9 Ways to Save for Your Children’s Future

Unfortunately for your wallet, aid from the government, colleges, and private scholarships only covers about one-third of all college expenses.

To help your children get a better financial start, it’s important to have an education savings plan. The sooner you start saving, the better off you will be in the long run, and even modest savings can grow into significant investments by the time your child is ready to head off to school.

All in all, it is far less expensive to save ahead of time than it is to borrow money, since you’ll be earning interest instead of paying it. Here’s how to get started saving:

  1. Start saving the day your child is born, and save as much as you can. Compounding interest can help your savings grow more quickly; for example, putting away $50 a month beginning at your child’s birth would yield $20,000 by age 17, assuming a 7 percent return on your money. Bump that up to $200 per month, and you would yield almost $80,000 by age 17.
  2. Save money on a consistent basis rather than on a random schedule. Consider setting up an automatic payroll deduction or have your bank automatically move money from your checking account to a college savings account.
  3. Establish a savings goal to measure how well you are doing, and modify that goal as your salary increases.
  4. Save windfalls such as inheritances, income tax refunds, or bonuses.
  5. Increase the amount you save by 5 percent each year to keep up with the college tuition inflation rate.
  6. Ask relatives to contribute to the savings account in lieu of gifts.
  7. Place the money you used for outdated expenses into a college savings account, and cut down on current expenses to redirect that money to college savings as well.
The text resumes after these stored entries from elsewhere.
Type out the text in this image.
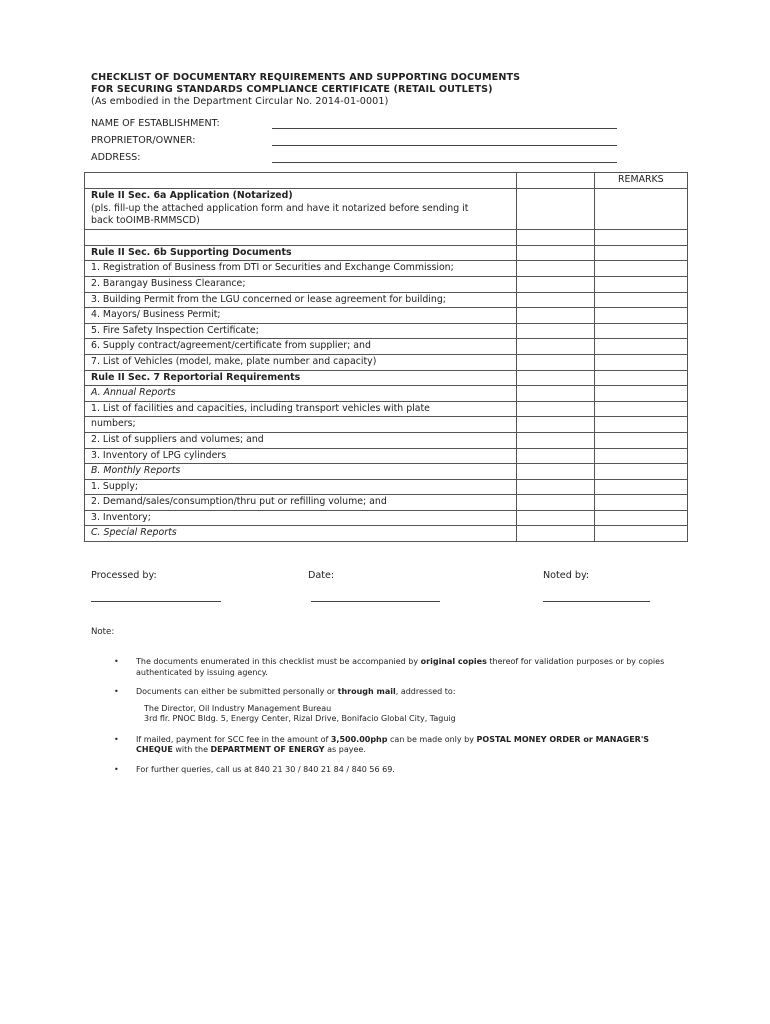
CHECKLIST OF DOCUMENTARY REQUIREMENTS AND SUPPORTING DOCUMENTS
FOR SECURING STANDARDS COMPLIANCE CERTIFICATE (RETAIL OUTLETS)
(As embodied in the Department Circular No. 2014-01-0001)
NAME OF ESTABLISHMENT:
PROPRIETOR/OWNER:
ADDRESS:
		REMARKS

Rule II Sec. 6a Application (Notarized)
(pls. fill-up the attached application form and have it notarized before sending it
back toOIMB-RMMSCD)		

Rule II Sec. 6b Supporting Documents		
1. Registration of Business from DTI or Securities and Exchange Commission;		
2. Barangay Business Clearance;		
3. Building Permit from the LGU concerned or lease agreement for building;		
4. Mayors/ Business Permit;		
5. Fire Safety Inspection Certificate;		
6. Supply contract/agreement/certificate from supplier; and		
7. List of Vehicles (model, make, plate number and capacity)		
Rule II Sec. 7 Reportorial Requirements		
A. Annual Reports		
1. List of facilities and capacities, including transport vehicles with plate		
numbers;		
2. List of suppliers and volumes; and		
3. Inventory of LPG cylinders		
B. Monthly Reports		
1. Supply;		
2. Demand/sales/consumption/thru put or refilling volume; and		
3. Inventory;		
C. Special Reports		
Processed by:	Date:	Noted by:
Note:
• The documents enumerated in this checklist must be accompanied by original copies thereof for validation purposes or by copies authenticated by issuing agency.
• Documents can either be submitted personally or through mail, addressed to:
The Director, Oil Industry Management Bureau
3rd flr. PNOC Bldg. 5, Energy Center, Rizal Drive, Bonifacio Global City, Taguig
• If mailed, payment for SCC fee in the amount of 3,500.00php can be made only by POSTAL MONEY ORDER or MANAGER'S CHEQUE with the DEPARTMENT OF ENERGY as payee.
• For further queries, call us at 840 21 30 / 840 21 84 / 840 56 69.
This could include anything from extra TV channels to meals out.
  8. Teach your children about saving by getting them involved in the financial preparation for their education.
  9. Make sure to pay off your credit cards, maintain a reserve of six months’ pay in case of a job loss, and save for retirement so that you are just as financially cushioned as your child’s college fund. This helps protect both you and your children from having to dip into college savings to cover other expenses.